Il pleut averse, il fait nuit. On pressent le pire. Le film bascule soudain dans l’étrange. Une demeure inquiétante perchée en haut d’une colline. Elle est imposante. Presque effrayante, par son style, venue d’une époque reculée. Et puis, il y’a une sorte de fascination, une volonté de voir ce qu’il y’a à l’intérieur. Le noir et blanc devient pesant. L’ambiance se transforme, on quitte le film policier, on entre dans le bizarre, dans l’effroi. Le Bates Motel, un des lieux les plus sinistres de toute l’histoire du cinéma, surplombée par l’immense demeure. La musique inquiète. On rencontre Norman Bates, propriétaire des lieux. Un garçon gentil, attachant, qui peine à trouver ses mots, sous le charme de sa ravissante cliente. Un garçon fasciné par la taxidermie, oppressé par sa mère, innocent. Un garçon qui observe sa cliente en train de déshabiller à travers la cloison. Marion semble avoir trouvé le refuge idéal pour fuir la police et tous ceux qui la poursuivent. La tension monte de plus en plus. Une curiosité malsaine s’installe.

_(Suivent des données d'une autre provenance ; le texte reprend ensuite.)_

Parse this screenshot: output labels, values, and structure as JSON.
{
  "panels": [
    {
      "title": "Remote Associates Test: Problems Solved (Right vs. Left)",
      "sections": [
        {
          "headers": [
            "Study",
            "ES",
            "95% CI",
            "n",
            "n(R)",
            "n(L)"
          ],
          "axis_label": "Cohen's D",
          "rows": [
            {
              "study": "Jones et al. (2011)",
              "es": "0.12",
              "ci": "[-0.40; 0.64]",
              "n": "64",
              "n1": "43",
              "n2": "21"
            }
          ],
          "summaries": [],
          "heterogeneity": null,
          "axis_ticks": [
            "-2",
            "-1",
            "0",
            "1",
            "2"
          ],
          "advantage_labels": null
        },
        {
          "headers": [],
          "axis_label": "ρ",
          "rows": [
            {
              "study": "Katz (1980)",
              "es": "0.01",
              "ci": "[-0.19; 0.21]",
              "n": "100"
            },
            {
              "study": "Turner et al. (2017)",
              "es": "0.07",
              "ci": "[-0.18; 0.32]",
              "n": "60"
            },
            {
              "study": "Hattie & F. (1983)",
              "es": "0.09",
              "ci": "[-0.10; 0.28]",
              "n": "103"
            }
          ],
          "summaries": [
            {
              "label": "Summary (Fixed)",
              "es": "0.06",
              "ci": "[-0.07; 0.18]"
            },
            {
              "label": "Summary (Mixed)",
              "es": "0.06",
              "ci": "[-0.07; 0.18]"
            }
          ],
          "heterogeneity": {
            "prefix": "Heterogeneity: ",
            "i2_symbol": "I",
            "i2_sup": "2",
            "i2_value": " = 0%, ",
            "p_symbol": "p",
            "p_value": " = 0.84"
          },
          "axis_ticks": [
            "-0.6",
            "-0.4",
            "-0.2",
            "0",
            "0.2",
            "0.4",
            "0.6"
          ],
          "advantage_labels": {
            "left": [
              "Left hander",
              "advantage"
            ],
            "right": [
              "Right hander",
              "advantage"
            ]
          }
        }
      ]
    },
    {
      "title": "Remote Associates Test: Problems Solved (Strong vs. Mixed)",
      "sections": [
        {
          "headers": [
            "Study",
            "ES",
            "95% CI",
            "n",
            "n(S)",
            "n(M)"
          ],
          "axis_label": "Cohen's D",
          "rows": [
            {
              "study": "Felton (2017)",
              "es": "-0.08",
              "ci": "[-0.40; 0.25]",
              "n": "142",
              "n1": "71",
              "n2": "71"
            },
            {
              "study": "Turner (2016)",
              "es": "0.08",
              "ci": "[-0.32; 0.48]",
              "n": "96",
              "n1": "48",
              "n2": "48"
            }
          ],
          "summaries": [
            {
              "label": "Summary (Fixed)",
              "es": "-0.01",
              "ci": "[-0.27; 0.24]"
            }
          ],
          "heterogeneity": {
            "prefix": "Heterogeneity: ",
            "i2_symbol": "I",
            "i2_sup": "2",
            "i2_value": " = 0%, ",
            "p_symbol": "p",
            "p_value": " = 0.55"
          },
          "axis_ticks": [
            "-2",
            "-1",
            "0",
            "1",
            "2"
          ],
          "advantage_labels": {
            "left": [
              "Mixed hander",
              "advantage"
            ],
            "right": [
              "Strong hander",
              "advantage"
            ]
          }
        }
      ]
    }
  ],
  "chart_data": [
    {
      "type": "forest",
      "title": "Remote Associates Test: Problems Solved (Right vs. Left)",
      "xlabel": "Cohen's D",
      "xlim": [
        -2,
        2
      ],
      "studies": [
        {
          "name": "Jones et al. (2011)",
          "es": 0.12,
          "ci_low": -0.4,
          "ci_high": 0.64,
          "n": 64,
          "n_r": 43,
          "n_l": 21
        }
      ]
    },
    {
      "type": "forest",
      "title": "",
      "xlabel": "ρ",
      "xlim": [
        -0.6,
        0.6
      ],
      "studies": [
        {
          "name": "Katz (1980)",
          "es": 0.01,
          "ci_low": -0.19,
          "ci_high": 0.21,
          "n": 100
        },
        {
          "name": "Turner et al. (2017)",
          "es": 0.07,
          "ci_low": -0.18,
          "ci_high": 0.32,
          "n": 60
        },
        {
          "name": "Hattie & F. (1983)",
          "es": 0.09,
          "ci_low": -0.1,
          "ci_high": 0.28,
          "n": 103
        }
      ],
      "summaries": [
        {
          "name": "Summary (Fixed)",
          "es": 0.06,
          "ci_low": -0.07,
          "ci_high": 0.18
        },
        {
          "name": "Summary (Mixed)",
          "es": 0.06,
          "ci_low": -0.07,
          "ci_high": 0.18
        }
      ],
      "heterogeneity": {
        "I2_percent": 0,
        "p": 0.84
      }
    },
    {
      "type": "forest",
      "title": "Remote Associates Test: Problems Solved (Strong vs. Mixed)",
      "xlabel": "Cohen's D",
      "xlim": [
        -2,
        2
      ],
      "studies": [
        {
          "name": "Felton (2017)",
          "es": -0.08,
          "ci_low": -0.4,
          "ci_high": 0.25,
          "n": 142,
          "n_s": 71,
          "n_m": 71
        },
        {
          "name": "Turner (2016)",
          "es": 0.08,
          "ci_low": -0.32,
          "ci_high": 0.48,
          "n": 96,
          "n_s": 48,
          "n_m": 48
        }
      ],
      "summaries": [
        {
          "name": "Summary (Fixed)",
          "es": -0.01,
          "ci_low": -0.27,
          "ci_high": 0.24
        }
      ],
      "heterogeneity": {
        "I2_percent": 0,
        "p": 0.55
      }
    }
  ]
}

La peur rampe et s’immisce au creux de notre ventre. Le silence est trop pesant. Et soudain, on franchit l’horreur. Hitchcock parvient à créer la peur dans un lieu pourtant si anodin, si ordinaire. Et parvient à créer une des scènes les plus mythiques du cinéma. Les violons crissent, les hurlements sont glaçants, la peur atteint son apogée. On croit voir le pire, on croit voir le sang, la nudité. Et pourtant on ne voit rien. Tout est suggéré. Le sang coule à peine, mais sa noirceur fait peur. On croit voir le tueur, mais son visage est flou, et reste dans l’ombre. L’imagination prend le dessus sur le réel. Et pourtant, la scène est effrayante. Car la suggestion torture notre imagination. La peur est à son comble. Tout ce qu’on croyait acquis se renverse. Norman Bates est un personnage terrifiant. Terrifiant dans sa complexité, dans sa dualité. Le film devient malsain. On est pris définitivement au piège : on ne peut plus fuir des images qui resteront gravées à tout jamais. Elles sont là, quelque part, elles nous hante. La nuit, la pluie torrentielle, le violon, le manoir, Norman Bates. Ils sont là, cachés quelque part, et surgissent tard dans le noir. Mais ce n’est que le début.

En 1960, les spectateurs assistaient à leur première terreur au cinéma. Le film est glaçant. La tension grimpe tout au long du film. A une époque où l’horreur s’alliait parfaitement au suspens. Où l’on ne s’amusait pas à faire sursauter bêtement le spectateur. On le torturait, on allait fouiller au plus profond de lui pour lui insuffler de nouvelles peurs, durables, permanentes. On ne montrait pas, on suggérait l’horreur. On ne faisait pas exploser le sang, on cherchait à rendre l’atmosphère sinistre, l’ambiance malsaine, les personnages dérangeants. On ne cherchait pas à créer la mort la plus réaliste. Pour les habitués de gore et d’horreur en tous genres, je  reste persuadée que le film reste toujours aussi dérangeant. Même avec des effets spéciaux un peu désuets aujourd’hui. Le film est absolument terrifiant. Mais il faut ne pas en savoir plus. Il faut se laisser surprendre. Et si vous n’êtes toujours pas convaincu par l’angoisse que peut procurer ce film, regardez le un soir, tard dans la nuit. La lueur folle des yeux de Norman Bates continueront de vous hanter pour toujours.